Other uses of the port-forwarding proxy

What else can you do with this port-forwarding proxy? First of all, its use is not limited to outbound connections: ofcourse you can also use it to test connection failures on inbound connections.  Next, you can also use it to make sure that connections are infact being made the way that you expected. For example, the CAPS JMS server can use both SSL and non SSL connections. I added a few tests to our internal test suite to test this capability from JMSJCA. Here, just to make sure that the test itself works as expected, I'm using the proxy to find out if the URL was indeed modified and that the connections are indeed going to the JMS server's SSL port. Similary, you can also use the proxy to count the number connections being made. E.g. if you want to test that connection pooling indeed works, you can use this proxy and assert that the number of connections created does not exceed the number of connections in the pool.

Missing components

In the example I mentioned updating the EAR file and automatically deploying the EAR file to the application server. I've created tools for those too so that you can do those things programmatically as well.
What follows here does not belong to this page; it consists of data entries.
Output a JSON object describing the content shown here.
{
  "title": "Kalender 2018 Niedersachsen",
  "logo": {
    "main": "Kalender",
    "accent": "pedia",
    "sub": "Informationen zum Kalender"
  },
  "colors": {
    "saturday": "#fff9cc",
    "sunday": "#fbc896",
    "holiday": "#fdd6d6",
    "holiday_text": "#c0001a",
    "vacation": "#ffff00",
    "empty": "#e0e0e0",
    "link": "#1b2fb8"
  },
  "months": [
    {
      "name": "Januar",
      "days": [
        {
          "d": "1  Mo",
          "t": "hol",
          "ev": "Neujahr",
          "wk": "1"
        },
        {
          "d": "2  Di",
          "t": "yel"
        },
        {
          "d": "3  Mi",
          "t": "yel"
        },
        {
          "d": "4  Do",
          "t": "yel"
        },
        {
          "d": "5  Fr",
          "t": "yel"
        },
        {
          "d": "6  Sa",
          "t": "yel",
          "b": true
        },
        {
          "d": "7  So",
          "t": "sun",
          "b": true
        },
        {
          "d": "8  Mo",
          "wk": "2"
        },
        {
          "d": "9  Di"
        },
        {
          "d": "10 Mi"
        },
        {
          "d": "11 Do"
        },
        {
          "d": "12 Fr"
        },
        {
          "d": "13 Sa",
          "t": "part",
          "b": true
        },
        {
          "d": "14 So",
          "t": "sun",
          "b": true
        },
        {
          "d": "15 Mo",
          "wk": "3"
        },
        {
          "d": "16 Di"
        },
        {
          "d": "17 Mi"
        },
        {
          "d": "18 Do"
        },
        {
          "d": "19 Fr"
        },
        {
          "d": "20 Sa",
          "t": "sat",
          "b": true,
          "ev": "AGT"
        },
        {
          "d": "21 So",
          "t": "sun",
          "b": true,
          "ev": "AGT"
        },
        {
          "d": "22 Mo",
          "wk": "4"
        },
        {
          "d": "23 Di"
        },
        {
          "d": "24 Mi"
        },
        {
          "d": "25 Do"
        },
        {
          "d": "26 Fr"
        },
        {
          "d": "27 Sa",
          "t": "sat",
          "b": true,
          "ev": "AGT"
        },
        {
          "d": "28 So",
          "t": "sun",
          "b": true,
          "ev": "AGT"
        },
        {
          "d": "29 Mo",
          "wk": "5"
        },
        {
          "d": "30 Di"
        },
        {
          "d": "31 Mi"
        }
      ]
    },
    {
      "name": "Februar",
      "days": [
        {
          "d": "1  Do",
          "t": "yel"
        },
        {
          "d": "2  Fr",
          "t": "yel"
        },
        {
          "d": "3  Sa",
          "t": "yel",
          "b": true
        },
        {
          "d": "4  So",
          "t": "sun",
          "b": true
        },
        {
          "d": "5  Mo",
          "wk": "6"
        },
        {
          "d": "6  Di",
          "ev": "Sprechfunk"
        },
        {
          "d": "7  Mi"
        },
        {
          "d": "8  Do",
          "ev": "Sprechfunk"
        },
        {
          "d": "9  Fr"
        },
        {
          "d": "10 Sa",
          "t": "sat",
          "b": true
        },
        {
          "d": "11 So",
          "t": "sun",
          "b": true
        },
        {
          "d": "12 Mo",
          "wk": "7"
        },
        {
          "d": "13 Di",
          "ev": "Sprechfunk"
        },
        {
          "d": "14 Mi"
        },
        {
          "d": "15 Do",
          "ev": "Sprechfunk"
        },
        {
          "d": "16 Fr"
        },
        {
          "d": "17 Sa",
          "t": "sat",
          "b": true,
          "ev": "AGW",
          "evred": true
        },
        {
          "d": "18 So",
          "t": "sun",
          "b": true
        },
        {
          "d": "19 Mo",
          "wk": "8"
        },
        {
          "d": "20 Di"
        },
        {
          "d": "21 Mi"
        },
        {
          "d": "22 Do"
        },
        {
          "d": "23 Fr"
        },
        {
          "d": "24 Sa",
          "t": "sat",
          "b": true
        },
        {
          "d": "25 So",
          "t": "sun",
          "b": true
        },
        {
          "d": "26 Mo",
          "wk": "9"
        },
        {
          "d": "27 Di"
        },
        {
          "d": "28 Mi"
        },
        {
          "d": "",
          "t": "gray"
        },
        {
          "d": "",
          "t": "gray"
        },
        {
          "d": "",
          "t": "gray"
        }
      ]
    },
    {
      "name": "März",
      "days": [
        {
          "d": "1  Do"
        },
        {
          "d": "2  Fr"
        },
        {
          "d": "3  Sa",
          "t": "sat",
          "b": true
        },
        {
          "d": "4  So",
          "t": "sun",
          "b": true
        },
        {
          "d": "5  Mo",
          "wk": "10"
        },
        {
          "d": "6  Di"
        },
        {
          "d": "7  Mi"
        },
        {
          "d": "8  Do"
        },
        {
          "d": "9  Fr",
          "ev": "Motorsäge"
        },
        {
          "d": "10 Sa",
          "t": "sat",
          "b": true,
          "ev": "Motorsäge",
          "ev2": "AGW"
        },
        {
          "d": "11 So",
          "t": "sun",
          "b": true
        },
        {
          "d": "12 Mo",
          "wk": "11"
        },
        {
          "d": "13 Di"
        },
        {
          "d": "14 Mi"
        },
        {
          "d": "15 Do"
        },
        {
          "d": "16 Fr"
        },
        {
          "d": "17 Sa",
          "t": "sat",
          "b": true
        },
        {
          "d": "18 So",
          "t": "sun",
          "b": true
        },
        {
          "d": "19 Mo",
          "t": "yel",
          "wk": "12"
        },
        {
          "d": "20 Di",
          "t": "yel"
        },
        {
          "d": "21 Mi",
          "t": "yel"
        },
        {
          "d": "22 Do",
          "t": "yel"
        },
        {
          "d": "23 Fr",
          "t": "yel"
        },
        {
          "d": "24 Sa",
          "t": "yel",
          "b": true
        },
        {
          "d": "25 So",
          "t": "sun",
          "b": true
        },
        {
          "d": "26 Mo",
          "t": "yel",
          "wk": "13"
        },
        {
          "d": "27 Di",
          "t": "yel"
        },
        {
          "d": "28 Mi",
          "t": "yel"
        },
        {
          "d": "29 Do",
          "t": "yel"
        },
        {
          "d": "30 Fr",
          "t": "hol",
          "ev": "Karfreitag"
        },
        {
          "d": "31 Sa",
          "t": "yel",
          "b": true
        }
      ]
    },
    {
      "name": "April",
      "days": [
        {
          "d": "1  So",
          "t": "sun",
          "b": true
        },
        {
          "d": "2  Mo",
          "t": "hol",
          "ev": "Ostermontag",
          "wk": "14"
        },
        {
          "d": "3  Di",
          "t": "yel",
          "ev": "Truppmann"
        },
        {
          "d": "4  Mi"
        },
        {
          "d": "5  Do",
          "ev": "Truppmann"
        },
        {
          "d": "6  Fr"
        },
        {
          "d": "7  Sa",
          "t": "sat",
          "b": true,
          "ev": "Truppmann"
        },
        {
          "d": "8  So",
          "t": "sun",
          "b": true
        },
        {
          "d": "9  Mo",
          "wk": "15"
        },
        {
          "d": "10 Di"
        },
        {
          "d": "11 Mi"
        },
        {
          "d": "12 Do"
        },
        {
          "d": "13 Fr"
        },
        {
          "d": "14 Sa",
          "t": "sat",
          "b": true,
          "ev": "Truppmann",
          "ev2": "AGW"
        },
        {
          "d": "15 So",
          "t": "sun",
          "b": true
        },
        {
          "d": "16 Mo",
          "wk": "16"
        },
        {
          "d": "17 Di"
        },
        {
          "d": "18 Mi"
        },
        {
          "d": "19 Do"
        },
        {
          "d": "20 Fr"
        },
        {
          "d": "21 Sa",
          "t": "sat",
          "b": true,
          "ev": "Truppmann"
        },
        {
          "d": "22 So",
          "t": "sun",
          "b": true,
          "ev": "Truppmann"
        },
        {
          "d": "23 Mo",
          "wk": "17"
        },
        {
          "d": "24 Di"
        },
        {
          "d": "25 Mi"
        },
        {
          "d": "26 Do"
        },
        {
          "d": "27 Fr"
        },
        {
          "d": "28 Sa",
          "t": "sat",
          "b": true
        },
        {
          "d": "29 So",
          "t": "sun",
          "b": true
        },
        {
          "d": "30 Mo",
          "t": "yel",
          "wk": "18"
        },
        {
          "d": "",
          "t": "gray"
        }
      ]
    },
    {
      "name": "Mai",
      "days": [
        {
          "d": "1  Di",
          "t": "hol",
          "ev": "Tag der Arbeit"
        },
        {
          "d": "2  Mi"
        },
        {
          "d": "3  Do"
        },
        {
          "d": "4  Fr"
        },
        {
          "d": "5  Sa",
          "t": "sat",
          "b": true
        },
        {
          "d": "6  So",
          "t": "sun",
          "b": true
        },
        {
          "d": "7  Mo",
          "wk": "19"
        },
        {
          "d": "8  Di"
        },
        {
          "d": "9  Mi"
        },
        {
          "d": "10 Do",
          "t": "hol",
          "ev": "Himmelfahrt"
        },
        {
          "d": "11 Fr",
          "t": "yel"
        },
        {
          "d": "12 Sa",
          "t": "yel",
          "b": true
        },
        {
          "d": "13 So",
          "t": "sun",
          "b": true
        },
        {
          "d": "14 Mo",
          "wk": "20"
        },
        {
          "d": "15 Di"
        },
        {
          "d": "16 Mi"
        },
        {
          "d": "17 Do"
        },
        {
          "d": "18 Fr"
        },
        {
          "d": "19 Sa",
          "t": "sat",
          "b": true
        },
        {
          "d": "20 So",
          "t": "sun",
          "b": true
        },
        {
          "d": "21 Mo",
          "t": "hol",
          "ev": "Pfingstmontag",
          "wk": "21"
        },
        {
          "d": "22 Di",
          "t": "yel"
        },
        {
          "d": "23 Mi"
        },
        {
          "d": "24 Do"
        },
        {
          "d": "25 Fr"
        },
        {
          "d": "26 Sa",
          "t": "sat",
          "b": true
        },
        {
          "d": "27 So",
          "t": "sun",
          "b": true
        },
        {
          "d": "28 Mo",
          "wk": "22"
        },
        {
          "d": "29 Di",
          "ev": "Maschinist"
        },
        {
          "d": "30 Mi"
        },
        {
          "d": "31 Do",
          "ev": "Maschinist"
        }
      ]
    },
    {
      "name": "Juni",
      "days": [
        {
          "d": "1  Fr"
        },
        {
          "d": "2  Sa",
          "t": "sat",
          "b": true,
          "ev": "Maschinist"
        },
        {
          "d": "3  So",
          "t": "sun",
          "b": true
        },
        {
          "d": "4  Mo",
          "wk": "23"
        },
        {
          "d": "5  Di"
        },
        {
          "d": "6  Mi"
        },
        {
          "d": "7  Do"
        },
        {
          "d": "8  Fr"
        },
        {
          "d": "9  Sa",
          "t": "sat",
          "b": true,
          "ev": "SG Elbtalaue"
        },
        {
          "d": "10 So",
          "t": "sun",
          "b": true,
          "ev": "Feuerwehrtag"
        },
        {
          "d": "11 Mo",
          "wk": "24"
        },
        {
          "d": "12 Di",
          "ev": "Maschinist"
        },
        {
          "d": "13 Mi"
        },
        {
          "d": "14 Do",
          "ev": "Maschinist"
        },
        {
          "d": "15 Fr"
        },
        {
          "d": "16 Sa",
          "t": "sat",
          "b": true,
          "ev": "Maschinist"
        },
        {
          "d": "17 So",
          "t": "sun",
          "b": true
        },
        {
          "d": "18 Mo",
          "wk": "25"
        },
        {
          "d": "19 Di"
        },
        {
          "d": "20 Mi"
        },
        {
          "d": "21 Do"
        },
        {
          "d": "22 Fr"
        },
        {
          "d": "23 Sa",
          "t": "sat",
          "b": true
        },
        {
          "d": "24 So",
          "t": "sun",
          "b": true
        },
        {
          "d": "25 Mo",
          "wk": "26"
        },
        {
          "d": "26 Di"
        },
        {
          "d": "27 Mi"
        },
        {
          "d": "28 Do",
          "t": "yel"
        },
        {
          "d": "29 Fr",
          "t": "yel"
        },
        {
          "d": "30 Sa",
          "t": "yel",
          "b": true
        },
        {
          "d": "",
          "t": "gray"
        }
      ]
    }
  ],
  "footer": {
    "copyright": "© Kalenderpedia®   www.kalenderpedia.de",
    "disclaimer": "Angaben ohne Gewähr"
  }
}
Drop me a line if you're interested and I'll blog about those too.

1 comment:

Zafar said...

My question is not on testing connections on RAs but on re-establishing them. I want to dynamically change the outbound IP addresses on connections from JCAPS HL7 eWay. The intent is to get the ip addresses from a lookup service and dynamically re-assign a thread from the pool to make a new connection and send the message out. Otherwise I will have to create thousands of outbound eWays to achieve the same result. Any help is greatly appreciated. Thanks Z.